Employment lawyers are buzzing about a recent Minnesota Supreme Court ruling that liberalized workers' compensation law to permit related discrimination suits under the Minnesota Human Rights Act that were barred by the court's ruling 30 years ago.
Former Minneapolis firefighter Keith Daniel, 57, forced into early retirement in 2016 by job-related injuries, settled a workers'compensation claim for $125,000.
In a 5-2 decision in late February, the Supreme Court ruled that Daniel can return to Hennepin County District Court to pursue a claim that was rejected earlier under the Human Rights Act because fire department management allegedly discriminated against him by refusing to allow him to wear doctor-prescribed tennis shoes that relieved his condition around the station house.
The brass insisted that he wear the standard boots that exacerbated his ankle injury.
Daniel alleged discrimination because the response to his disability not only prevented him from working but violated his civil rights by harming his dignity and self-respect as a disabled employee.
"His claims arise under the human rights act's disability-accommodation requirement, which makes it unlawful for an employer to fail to make a reasonable accommodation to the known disability of a qualified disabled person unless the employer can demonstrate that the accommodation would impose an 'undue hardship' on the employer," Justice Margaret Chutich wrote in the decision. "Unlike the workers' compensation act, the human rights act is a civil rights law that protects employees from unlawful employment discrimination."

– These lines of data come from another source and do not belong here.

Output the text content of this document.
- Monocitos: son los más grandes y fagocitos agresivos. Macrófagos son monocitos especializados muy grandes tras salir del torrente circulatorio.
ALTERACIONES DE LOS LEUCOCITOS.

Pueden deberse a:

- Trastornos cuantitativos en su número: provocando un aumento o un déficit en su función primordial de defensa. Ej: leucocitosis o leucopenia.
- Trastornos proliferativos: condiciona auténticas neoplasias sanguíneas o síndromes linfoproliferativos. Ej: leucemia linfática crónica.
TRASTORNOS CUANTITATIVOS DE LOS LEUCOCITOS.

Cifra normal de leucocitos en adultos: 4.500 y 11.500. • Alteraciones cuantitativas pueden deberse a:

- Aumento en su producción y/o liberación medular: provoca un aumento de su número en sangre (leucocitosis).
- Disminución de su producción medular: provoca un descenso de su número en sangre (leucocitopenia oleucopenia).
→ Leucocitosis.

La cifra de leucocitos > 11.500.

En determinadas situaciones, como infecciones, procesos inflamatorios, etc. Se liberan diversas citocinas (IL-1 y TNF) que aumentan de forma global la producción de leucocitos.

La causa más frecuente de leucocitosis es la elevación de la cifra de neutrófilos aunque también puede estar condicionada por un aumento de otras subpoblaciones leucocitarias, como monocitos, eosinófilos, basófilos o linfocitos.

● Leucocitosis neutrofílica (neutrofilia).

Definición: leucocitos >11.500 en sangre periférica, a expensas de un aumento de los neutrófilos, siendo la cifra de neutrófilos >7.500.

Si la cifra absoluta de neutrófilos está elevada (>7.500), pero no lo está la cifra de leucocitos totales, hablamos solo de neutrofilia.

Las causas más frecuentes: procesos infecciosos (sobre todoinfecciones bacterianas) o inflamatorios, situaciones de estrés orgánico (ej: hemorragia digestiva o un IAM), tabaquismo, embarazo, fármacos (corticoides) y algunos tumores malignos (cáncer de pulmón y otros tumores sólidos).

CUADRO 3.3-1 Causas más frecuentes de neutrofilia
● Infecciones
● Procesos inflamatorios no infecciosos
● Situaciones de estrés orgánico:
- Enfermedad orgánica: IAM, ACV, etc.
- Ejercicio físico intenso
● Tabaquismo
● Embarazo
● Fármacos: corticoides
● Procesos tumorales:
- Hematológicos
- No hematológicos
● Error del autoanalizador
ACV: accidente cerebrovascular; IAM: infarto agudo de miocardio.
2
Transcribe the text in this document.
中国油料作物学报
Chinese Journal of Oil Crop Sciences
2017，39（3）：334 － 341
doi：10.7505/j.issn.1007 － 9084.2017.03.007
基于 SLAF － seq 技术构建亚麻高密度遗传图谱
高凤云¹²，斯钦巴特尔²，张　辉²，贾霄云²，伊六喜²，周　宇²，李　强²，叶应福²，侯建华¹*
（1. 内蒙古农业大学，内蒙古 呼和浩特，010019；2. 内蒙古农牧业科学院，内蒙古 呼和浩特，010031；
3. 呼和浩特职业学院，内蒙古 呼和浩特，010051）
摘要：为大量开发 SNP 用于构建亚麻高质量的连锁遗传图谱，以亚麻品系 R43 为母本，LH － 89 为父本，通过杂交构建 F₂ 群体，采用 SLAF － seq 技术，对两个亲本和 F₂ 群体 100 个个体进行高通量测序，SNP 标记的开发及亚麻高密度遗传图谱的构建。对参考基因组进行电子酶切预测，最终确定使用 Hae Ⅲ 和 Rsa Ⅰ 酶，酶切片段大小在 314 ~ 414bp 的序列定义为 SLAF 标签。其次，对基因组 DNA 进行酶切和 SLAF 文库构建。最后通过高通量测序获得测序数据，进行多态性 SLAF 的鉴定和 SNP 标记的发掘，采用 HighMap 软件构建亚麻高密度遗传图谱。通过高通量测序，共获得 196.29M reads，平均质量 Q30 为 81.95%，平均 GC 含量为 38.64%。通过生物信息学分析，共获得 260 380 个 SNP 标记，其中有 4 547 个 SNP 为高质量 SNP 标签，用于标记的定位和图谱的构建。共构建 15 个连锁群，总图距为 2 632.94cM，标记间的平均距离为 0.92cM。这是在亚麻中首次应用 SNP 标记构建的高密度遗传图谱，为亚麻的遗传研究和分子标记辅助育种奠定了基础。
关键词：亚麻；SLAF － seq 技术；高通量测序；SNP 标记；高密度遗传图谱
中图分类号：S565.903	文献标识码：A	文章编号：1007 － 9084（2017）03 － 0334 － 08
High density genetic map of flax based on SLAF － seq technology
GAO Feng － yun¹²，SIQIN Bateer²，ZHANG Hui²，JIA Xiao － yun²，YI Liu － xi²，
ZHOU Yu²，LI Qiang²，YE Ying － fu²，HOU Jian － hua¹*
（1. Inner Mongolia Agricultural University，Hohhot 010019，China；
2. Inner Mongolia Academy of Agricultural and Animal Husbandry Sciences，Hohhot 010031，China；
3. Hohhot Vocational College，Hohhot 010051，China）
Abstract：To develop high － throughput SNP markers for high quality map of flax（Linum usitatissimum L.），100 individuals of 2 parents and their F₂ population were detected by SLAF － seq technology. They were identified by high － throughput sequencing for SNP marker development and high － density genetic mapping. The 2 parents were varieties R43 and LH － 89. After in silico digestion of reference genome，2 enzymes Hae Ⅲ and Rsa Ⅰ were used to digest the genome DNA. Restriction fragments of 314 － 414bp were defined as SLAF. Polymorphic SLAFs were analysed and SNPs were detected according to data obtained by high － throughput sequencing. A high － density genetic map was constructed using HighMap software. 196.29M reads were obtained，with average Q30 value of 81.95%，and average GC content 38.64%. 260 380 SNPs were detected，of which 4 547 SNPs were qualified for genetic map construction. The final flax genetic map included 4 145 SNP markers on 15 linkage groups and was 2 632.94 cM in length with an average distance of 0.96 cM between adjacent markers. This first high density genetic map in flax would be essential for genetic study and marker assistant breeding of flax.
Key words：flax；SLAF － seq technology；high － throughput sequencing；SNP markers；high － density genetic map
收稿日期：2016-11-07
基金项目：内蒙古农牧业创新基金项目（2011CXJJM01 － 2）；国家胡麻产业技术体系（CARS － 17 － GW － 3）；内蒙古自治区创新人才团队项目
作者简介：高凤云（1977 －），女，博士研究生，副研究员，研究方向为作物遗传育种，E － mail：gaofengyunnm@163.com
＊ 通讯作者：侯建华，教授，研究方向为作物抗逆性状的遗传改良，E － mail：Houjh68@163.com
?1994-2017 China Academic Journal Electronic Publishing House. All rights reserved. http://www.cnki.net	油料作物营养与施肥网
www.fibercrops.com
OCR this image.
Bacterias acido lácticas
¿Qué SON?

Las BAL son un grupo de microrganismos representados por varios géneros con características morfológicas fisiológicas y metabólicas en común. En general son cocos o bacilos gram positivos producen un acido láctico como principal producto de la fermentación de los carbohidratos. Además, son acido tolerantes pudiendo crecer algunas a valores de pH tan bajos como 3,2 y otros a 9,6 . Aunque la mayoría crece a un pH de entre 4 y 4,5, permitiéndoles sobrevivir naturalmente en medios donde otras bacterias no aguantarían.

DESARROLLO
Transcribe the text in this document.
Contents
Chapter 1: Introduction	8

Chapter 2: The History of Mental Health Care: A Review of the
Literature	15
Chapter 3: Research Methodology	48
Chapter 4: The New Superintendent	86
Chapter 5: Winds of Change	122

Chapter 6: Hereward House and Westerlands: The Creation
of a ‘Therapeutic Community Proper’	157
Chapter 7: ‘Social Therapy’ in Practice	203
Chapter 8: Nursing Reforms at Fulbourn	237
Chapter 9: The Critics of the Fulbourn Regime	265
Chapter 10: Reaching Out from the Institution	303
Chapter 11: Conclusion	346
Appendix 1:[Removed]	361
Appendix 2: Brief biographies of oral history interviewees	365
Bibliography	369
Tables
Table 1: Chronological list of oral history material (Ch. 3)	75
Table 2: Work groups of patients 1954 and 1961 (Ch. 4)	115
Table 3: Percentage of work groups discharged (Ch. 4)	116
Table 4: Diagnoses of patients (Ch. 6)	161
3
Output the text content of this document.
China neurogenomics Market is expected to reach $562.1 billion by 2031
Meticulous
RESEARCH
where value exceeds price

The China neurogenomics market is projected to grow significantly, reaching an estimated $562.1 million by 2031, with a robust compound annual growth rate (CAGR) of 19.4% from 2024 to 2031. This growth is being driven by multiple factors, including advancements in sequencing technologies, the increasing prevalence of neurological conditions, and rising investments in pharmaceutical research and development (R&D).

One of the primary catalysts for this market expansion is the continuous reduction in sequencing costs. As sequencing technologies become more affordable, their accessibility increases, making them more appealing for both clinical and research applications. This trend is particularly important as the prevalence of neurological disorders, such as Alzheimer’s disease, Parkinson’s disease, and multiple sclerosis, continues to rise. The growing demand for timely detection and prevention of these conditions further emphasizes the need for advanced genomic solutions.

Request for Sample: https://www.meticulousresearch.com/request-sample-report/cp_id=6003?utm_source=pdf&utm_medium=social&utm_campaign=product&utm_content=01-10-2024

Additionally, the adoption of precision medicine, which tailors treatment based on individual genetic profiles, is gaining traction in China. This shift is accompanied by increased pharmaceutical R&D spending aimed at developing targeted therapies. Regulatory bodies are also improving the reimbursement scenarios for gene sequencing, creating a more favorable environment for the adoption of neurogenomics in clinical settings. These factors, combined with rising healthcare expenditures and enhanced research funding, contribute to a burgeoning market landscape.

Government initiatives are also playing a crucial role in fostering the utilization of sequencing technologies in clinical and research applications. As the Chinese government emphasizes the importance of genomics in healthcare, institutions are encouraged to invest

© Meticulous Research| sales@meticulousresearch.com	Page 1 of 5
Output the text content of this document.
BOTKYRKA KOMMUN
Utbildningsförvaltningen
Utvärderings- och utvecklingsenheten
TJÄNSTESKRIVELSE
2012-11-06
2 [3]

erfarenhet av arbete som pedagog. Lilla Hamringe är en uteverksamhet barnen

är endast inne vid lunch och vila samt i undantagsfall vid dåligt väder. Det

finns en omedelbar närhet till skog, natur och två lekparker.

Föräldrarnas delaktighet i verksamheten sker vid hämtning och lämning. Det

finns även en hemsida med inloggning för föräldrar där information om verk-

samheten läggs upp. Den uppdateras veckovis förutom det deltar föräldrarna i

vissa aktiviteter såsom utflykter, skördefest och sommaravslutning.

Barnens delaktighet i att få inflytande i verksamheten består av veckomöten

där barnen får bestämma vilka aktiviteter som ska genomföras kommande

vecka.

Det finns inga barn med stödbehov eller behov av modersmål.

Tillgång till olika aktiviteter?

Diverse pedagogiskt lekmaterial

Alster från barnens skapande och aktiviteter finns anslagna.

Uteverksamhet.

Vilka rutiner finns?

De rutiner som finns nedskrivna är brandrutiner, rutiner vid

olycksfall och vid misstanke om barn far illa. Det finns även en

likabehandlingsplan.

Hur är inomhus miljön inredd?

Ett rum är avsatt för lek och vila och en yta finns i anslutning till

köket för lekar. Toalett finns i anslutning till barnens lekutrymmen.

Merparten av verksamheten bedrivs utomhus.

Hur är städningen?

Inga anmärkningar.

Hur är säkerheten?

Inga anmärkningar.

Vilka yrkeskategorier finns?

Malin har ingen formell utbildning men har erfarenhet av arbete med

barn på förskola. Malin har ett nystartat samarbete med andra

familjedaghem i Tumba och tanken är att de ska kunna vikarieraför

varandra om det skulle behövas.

The Minnesota chapter of the National Employment Lawyers Association filed a friend-of-the-court brief on behalf of the city against Daniel.
And Justice G. Barry Anderson, joined in a dissent by Chief Justice Lorie Skjerven Gildea, wrote that the majority decision "undermines" Minnesota workers'-comp law and wrongly overrules the 30-year-old "Karst" decision that had cemented what had been legal precedent for generations — and bars effectively collecting twice on the same injury.